Equita Private Debt fund supported Italian financial sponsor Aksìa Group for acquiring CRM, an Italian producer of wrap bred selling its products with its own brand or with white label agreements with supermarket chains (see here a previous post by BeBeez). Aksìa and EPD respectively acquired 94% and 6% of CRM from the Montagnani family, which will also leave the company’s management with Aksia. The firms financed the transaction with the issuance of a junior payment-in-kind (PIK) bond, which pays interest in additional bonds rather than in cash and that was subscribed by the Equita fund. Equita Private Debt fund invested a total of 7 million of euros in equity and quasi-equity instruments. While the total equity and quasi-equity investment represented the 60% of the target’s enterprise value. Banca Ifis financed with a credit line 40% of the remaining value of the transaction. Last year CRM generated revenues in the region of 20 million with a 4% ebitda margin.
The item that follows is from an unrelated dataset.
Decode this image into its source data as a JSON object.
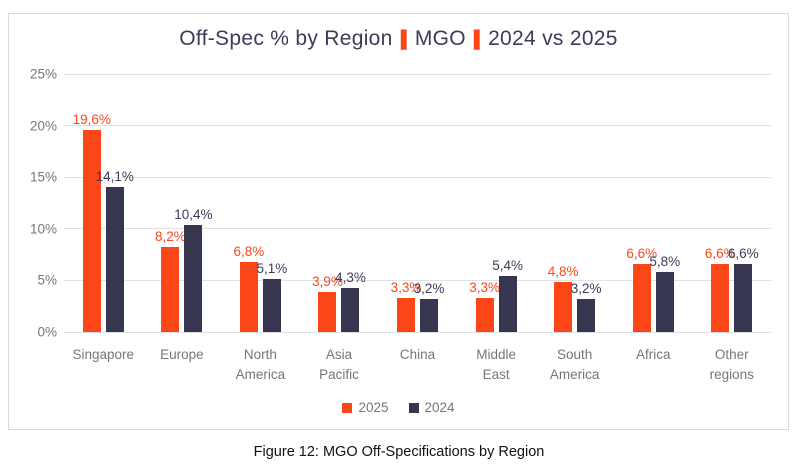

CRM will invest the proceeds of such a transaction in the development of production capabilities and eventually in acquisitions in order to double its revenues and increase its export.
Arrow Global Group plc, London-listed private debt and distressed credit manager, announced the acquisition of Europa Investimenti spa, an investor in distressed situations and NPLs, for 62 million euros and of Rome-based independent Npl services Parr Credit for 20 million (see here a previous post by BeBeez). Arrow will finance these acquisitions with its cash resources. Parr Credit’s founder Raimondo Romitelli will keep on managing the company. In 2016 it bought for 17 million Zenith Service spa, a leading Italian master servicer that has been working with Europa’s SPVs since 2015. Arrow Global has agreed to acquire Europa Investimenti from Consival and Camargo (entities that belong the existing Europa Investimenti management team) and to inject 11.5 millions of new capital, equating to a total equity value of 62 million. Stefano Bennati (CEO), Armando Ranucci (COO), Daniele Patruno (Co-Head NPL), Emanuele Urbinati (Co-Head NPL), Federico Silva (Business Development) and Claudio Nardone (Head of SGR) will keep leading Europa. Arrow aims to scale Europa by institutionalizing the NPL acquisition and management process, increasing its focus on capital-light asset management revenues. Europa Investimenti, through Europa Investimenti Special Situations spa, holds a portfolio of Italian luxury goods companies.
Guber, an independent Npl servicer in Italy with about 7.5 billion euros in AuM at the end of December 2017, is now a bank, Guber Banca, after having received a banking license by the European Central Bank (see here a previous post by BeBeez). Guber Banca belongs to Francesco Guarneri and Gianluigi Bertini that own a 66.7% stake and to US asset management firm Varde Partners that in March 2017 paid 47 million for 33.3% of the business. Guber Banca will be a digital bank focused on SMEs financing and investing and managing bad loans and unlikely-to-pay loans while it will carry on its funding through online deposits. Guber will, therefore, be a strong competitor to Spaxs, the Special purpose acquisition company (Spac) that Corrado Passera, a former top manager, banker and Italian Development Ministry, launched together with Andrea Clamer, the former Banca Ifis’ head of NPLs area. Spaxs raised 600 million euros and listed last February on Aim Italia market targeting a small bank in order to transform it into a digital bank, financing SMEs and buying and managing NPLs. However, Guber could turn into a target. According to market rumours, Spaxs is interested in Banco delle Tre Venezie, based in Padua, and in Banca Interprovinciale, a small bank based in Modena in Northern Italy that belongs to a group of Italian entrepreneurs and private investors and in which Cassa di Risparmio di Rimini holds a 9.22% interest. Speaking of Spax, former Monte dei Paschi bank’s cfo, Francesco Mele, who resigned a few days ago is said to have negotiated a primary role in the new Spaxs’s management team (see here a previous post by BeBeez)
Twinset, the Italian fashion company that belongs to The Carlyle Group, issued a Vienna-listed bond worth 170 million euros that will mature in 2025 and has a rating of B2 (Moody’s) and B (S&P’s) with a stable outlook (see here a previous post by BeBeez). Twinset invested the proceeds of this issuance in buying back the most of few bonds worth 150 million due to mature in July 2019, and that the company delisted from Luxembourg stock market on 2 March. The company also received a super senior revolving financing of 30 million with a tenure of 6 years. In 3Q17 Twinset generated sales of 202.3 million (203.6 million in 3Q16), an adjusted ebitda of 43.1 million (41.8 million) and net financial debt of 100.8 million. In 2016 the company generated sales of 245.6 million, an ebitda of 43.7 million and net debt of 89.6 million. Twinset’s liabilities increased as in April 2017 the company acquired with its own cash a 10% stake that was still of Simona Barbieri, the company’s founder and head of designers.